Rating/Warnings: PG13; mild swearing, murder, lots of blood, wanting to die.
Length: 1,230 words
Summary: for the prompt A linguistic interaction is first and foremost manipulative. Natasha and words. from dictator_duck at the be_compromised epic and wonderful promptathon.
Author Notes: this is a prologue of sorts for the small acts verse by workerbee73 and bob5fic, also with an epilogue by sugar_fey, the master list for which can be found here. This verse took over my brain. Thank you for letting me play in your sandbox! The title is from Richard Siken’s poem Wishbone from which bob5fic took the title for the small acts installment your killing floor.
“Once upon a time,” begins the storyteller.
Language is a lens through which the world is viewed and the ones that tell the stories paint the glass so beautifully, making an art out of lies.
Natalia, Natasha, Natalie, Nadine, Nancy, Naomi.
Romanova, Tsarina, Slut, Bitch, Whore.
Words are names and labels put to objects and ideas, and names and labels, she knows, are nothing. Words are like breasts, hips, and thighs: things to use, to manipulate people with, and deadly. Words are weapons. Truth can only be learnt from action. People can only be judged by what they do. Experiences are the only thing that can be trusted and even there she treads warily.
So when the Ambassador escorts her outside, telling her that they’re going to his fancy car and then to his home, seductive words falling from his mouth, she is ready. She is ready for the dark of the abandoned factory, the bullets, and the pain.
She is ready, but from the surprise on his face when the doll that has been hanging from his arm all night transforms into a monster that snaps his neck he is not.
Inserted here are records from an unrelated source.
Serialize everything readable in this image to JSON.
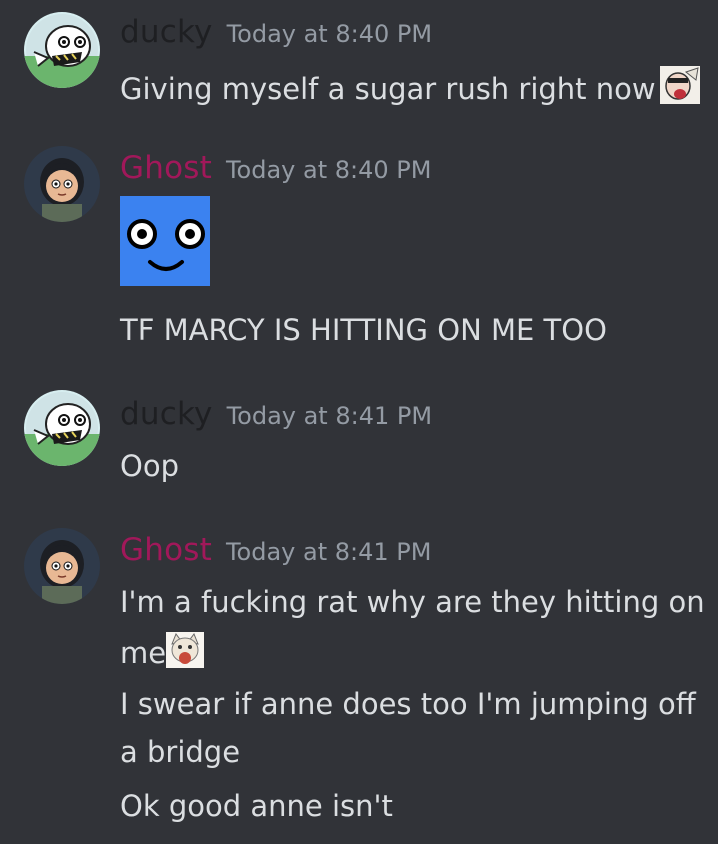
{
  "messages": [
    {
      "username": "ducky",
      "username_color": "#1e1f22",
      "timestamp": "Today at 8:40 PM",
      "avatar_icon": "goose-avatar",
      "lines": [
        "Giving myself a sugar rush right now"
      ],
      "inline_emoji": "screaming-character-emoji"
    },
    {
      "username": "Ghost",
      "username_color": "#a1185a",
      "timestamp": "Today at 8:40 PM",
      "avatar_icon": "cartoon-girl-avatar",
      "sticker": "blue-face-sticker",
      "lines": [
        "TF MARCY IS HITTING ON ME TOO"
      ]
    },
    {
      "username": "ducky",
      "username_color": "#1e1f22",
      "timestamp": "Today at 8:41 PM",
      "avatar_icon": "goose-avatar",
      "lines": [
        "Oop"
      ]
    },
    {
      "username": "Ghost",
      "username_color": "#a1185a",
      "timestamp": "Today at 8:41 PM",
      "avatar_icon": "cartoon-girl-avatar",
      "lines": [
        "I'm a fucking rat why are they hitting on",
        "me",
        "I swear if anne does too I'm jumping off",
        "a bridge",
        "Ok good anne isn't"
      ],
      "inline_emoji": "screaming-cat-emoji"
    }
  ]
}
Admittedly she isn’t ready for her cover to have been blown this early or the number of men lying in wait, but she rises to the challenge, until she is covered in blood and dripping with it, blood plastering the silk ballgown to her legs, blood in the air and in her mouth, only some of it hers.
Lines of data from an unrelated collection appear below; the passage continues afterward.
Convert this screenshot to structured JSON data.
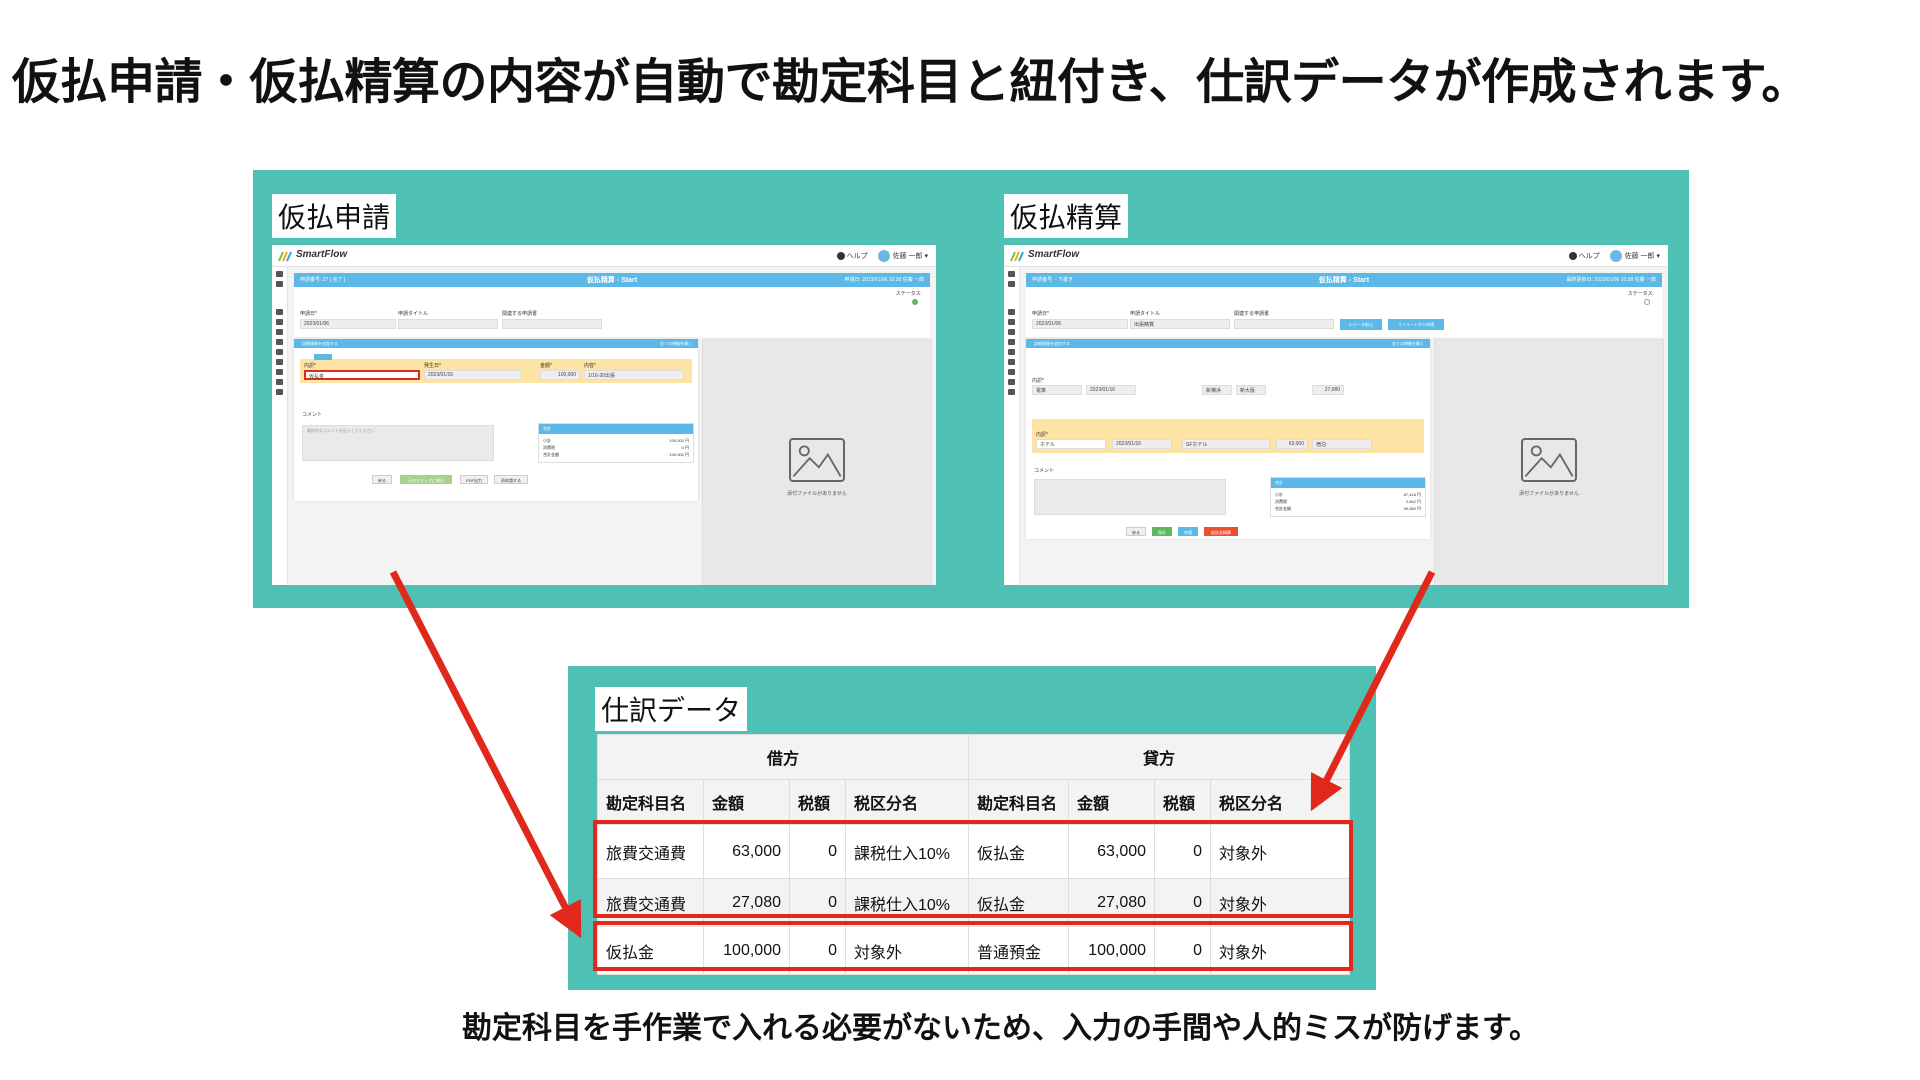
{
  "headline": "仮払申請・仮払精算の内容が自動で勘定科目と紐付き、仕訳データが作成されます。",
  "footer_note": "勘定科目を手作業で入れる必要がないため、入力の手間や人的ミスが防げます。",
  "colors": {
    "teal": "#4fc1b4",
    "red_highlight": "#e0291b",
    "app_blue": "#5cb8e6",
    "app_yellow": "#fde3a4"
  },
  "panels": {
    "advance_request": {
      "label": "仮払申請",
      "screenshot": {
        "logo": "SmartFlow",
        "help": "ヘルプ",
        "user": "佐藤 一郎",
        "header_left": "申請番号: 37 [ 完了 ]",
        "header_title": "仮払精算 - Start",
        "header_right": "申請日: 2023/01/06 10:38 佐藤 一郎",
        "status_label": "ステータス:",
        "fields": {
          "date_label": "申請日*",
          "date_value": "2023/01/06",
          "title_label": "申請タイトル",
          "related_label": "関連する申請書"
        },
        "detail_header": "詳細情報を追加する",
        "detail_right": "全ての明細を開く",
        "row": {
          "account_label": "内訳*",
          "account_value": "仮払金",
          "date_label": "発生日*",
          "date_value": "2023/01/16",
          "amount_label": "金額*",
          "amount_value": "100,000",
          "memo_label": "内容*",
          "memo_value": "1/16-20出張"
        },
        "comment_label": "コメント",
        "comment_placeholder": "最終的なコメントを記入してください",
        "summary": {
          "title": "合計",
          "subtotal_label": "小計",
          "subtotal": "100,000 円",
          "tax_label": "消費税",
          "tax": "0 円",
          "total_label": "合計金額",
          "total": "100,000 円"
        },
        "buttons": [
          "戻る",
          "元のステップに移行",
          "PDF出力",
          "再申請する"
        ],
        "no_attachment": "添付ファイルがありません"
      }
    },
    "advance_settlement": {
      "label": "仮払精算",
      "screenshot": {
        "logo": "SmartFlow",
        "help": "ヘルプ",
        "user": "佐藤 一郎",
        "header_left": "申請番号: - 下書き",
        "header_title": "仮払精算 - Start",
        "header_right": "最終更新日: 2023/01/06 10:38 佐藤 一郎",
        "status_label": "ステータス:",
        "fields": {
          "date_label": "申請日*",
          "date_value": "2023/01/06",
          "title_label": "申請タイトル",
          "title_value": "出張精算",
          "related_label": "関連する申請書"
        },
        "top_buttons": [
          "ICデータ取込",
          "マイルートから申請"
        ],
        "detail_header": "詳細情報を追加する",
        "detail_right": "全ての明細を開く",
        "row1": {
          "account_label": "内訳*",
          "account_value": "電車",
          "date_value": "2023/01/16",
          "from": "新横浜",
          "to": "新大阪",
          "amount": "27,080"
        },
        "row2": {
          "account_label": "内訳*",
          "account_value": "ホテル",
          "date_value": "2023/01/16",
          "place": "SFホテル",
          "amount": "63,000",
          "memo": "宿泊"
        },
        "comment_label": "コメント",
        "summary": {
          "title": "合計",
          "subtotal_label": "小計",
          "subtotal": "87,418 円",
          "tax_label": "消費税",
          "tax": "2,662 円",
          "total_label": "合計金額",
          "total": "90,080 円"
        },
        "buttons": [
          "戻る",
          "保存",
          "申請",
          "仮払金精算"
        ],
        "no_attachment": "添付ファイルがありません"
      }
    },
    "journal": {
      "label": "仕訳データ",
      "group_headers": [
        "借方",
        "貸方"
      ],
      "columns": [
        "勘定科目名",
        "金額",
        "税額",
        "税区分名",
        "勘定科目名",
        "金額",
        "税額",
        "税区分名"
      ],
      "rows": [
        [
          "旅費交通費",
          "63,000",
          "0",
          "課税仕入10%",
          "仮払金",
          "63,000",
          "0",
          "対象外"
        ],
        [
          "旅費交通費",
          "27,080",
          "0",
          "課税仕入10%",
          "仮払金",
          "27,080",
          "0",
          "対象外"
        ],
        [
          "仮払金",
          "100,000",
          "0",
          "対象外",
          "普通預金",
          "100,000",
          "0",
          "対象外"
        ]
      ]
    }
  }
}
Enough, too much, of it hers.
There is a legend of a Countess who bathed in blood, reputedly to remain young and beautiful. This is a not a story told to children, but it is one that she has been told. It is one that hides behind the lie of a tale spun with pretty words, a woman drenched in blood.
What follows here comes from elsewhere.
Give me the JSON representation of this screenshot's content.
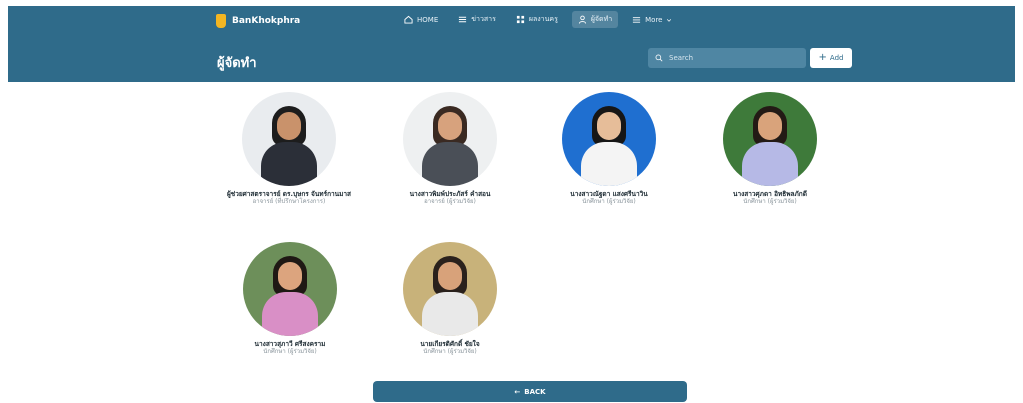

She breaks the Ambassador’s neck, takes his gun, uses his body as a shield whilst she shoots three men, drops the dead weight and lunges, steals another gun, lashes out with her feet, shoots, slaughters.
She dances, death come alive, but she was not ready for this number of men and her mouth splits into a smile as she realizes that she will die here. It stings, that these people will be the end of her. Not the dying. She doesn’t mind the thought of dying, but she aches to die at the hand of someone who could rise to the challenge of killing her, who would make an art of it and her, not this flood come to wash her away.
A bullet drives her back, punching a hole through her that somehow misses her heart, perhaps because she doesn’t have one.
Something moves, fast, in her peripheral vision and the one who shot her in the shoulder falls with an arrow in his eye.
Arrows are a distinctive way to kill. She’s been aware of the man tracking her, codenamed Hawkeye, has been leading him in a dance of another kind, but he hasn’t used his reputed weapon of choice until now, perhaps thinking to avoid her notice. He ends four more as she ends two and she will admit to being impressed.
She’s under no illusion that she too is a target to him, but she dances in a rain of arrows and it is glorious.
Arrows and bullets until they are the only two still breathing, her barely, and he drops down from the shadows in the rafters as she spins around. Hampered as she is by the wound in her shoulder and a dislocated knee his arrow flies before she can shoot. It hits her two inches above the wrist, pinning her to one of the wooden posts holding up the ceiling, and her gun clatters to the floor.
She is not dead. This is a surprise.
He stands facing her, bow drawn, and she isn’t dead.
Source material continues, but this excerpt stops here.